Sean Needham portrays misogynistic, slightly dim, pipe-smoking Captain Tempest with a sharp focus and clarity. Christine Holman as Science Officer and Sarah Scowen as Miranda both show what powerful vocals they can produce. Holman’s Go Now is the most moving performance of the evening and Scowen shows what she can do vocally with her rendition of Hey, Mr Spaceman. Joseph Mann gives us a quirky, energetic Arial and his Who’s Sorry Now hits the spot perfectly, using the physical nature of the robot to create comedy at the appropriate moments.

The stand out performance is that of Mark Newnham as Cookie. His rendition of She’s Not There is electrifying and he brings a great likeability to the hapless, hopeless romantic. The guitar riffs during the afore-mentioned number seem to get longer and more virtuosic every time this production comes around.

Return To The Forbidden Planet is based on the 1956 film Forbidden Planet, and its borrowings from b-movies work well. The shiny costumes, the use of physical comedy, and of course there are some ‘hammed up’ parts that evoke laughter – although the tentacles look a little too tacky for purpose. And whilst the use of handheld microphones is appropriate for the style of the piece and the music, its over-reliance is an issue during spoken dialogue; the action looks clumsy and pasted on and the rigidity of movement is limiting to the actors.

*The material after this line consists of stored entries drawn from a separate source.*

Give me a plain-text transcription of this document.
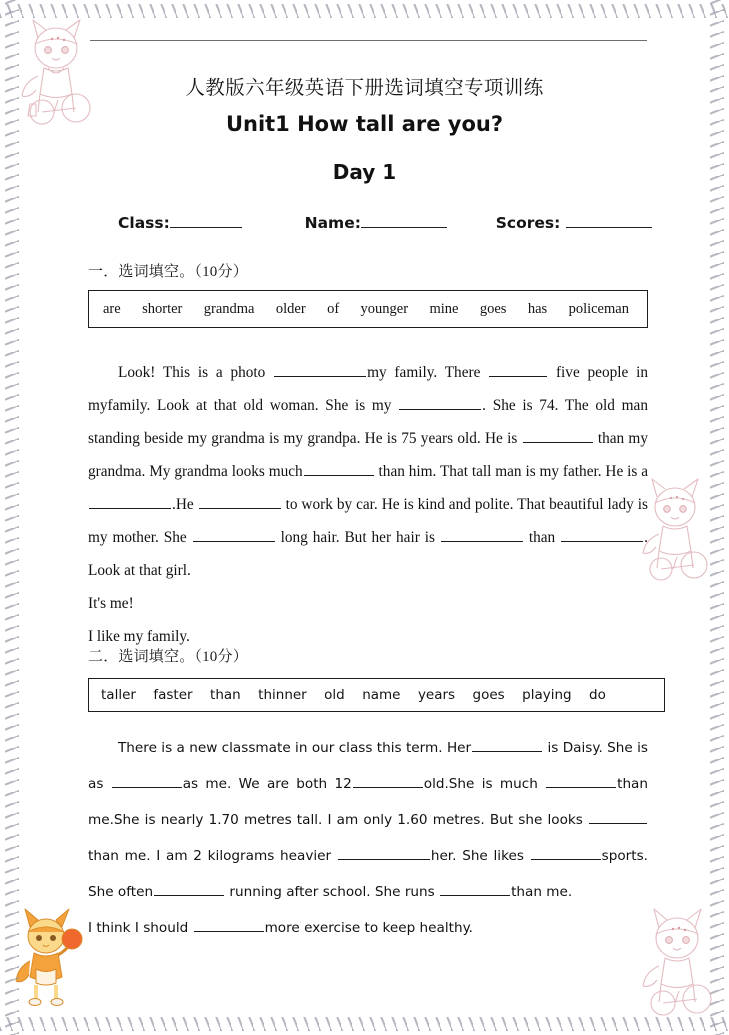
人教版六年级英语下册选词填空专项训练
Unit1 How tall are you?
Day 1
Class:	Name:	Scores:
一．选词填空。（10分）
are shorter grandma older of younger mine goes has policeman
Look! This is a photo	my family. There	five people in myfamily. Look at that old woman. She is my	. She is 74. The old man standing beside my grandma is my grandpa. He is 75 years old. He is	than my grandma. My grandma looks much	than him. That tall man is my father. He is a .He	to work by car. He is kind and polite. That beautiful lady is my mother. She	long hair. But her hair is	than	. Look at that girl.
It's me!
I like my family.
二．选词填空。（10分）
taller faster than thinner old name years goes playing do
There is a new classmate in our class this term. Her	is Daisy. She is as	as me. We are both 12	old.She is much	than me.She is nearly 1.70 metres tall. I am only 1.60 metres. But she looks than me. I am 2 kilograms heavier	her. She likes	sports. She often	running after school. She runs	than me.
I think I should	more exercise to keep healthy.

The set design is rather impressive, if not a little crowded at times with all the instruments and instrumentalists (but this again is largely due to the reliance and position of the handheld microphones). The lighting is particularly clever and gives plenty of depth to the feel of the spaceship. It manages to achieve the look of a set-up rather more expensive and elaborate than it is.

True, it has no deep characters or even gripping storyline; but Return to the Forbidden Planet doesn’t take itself seriously, and is a huge amount of fun because of it.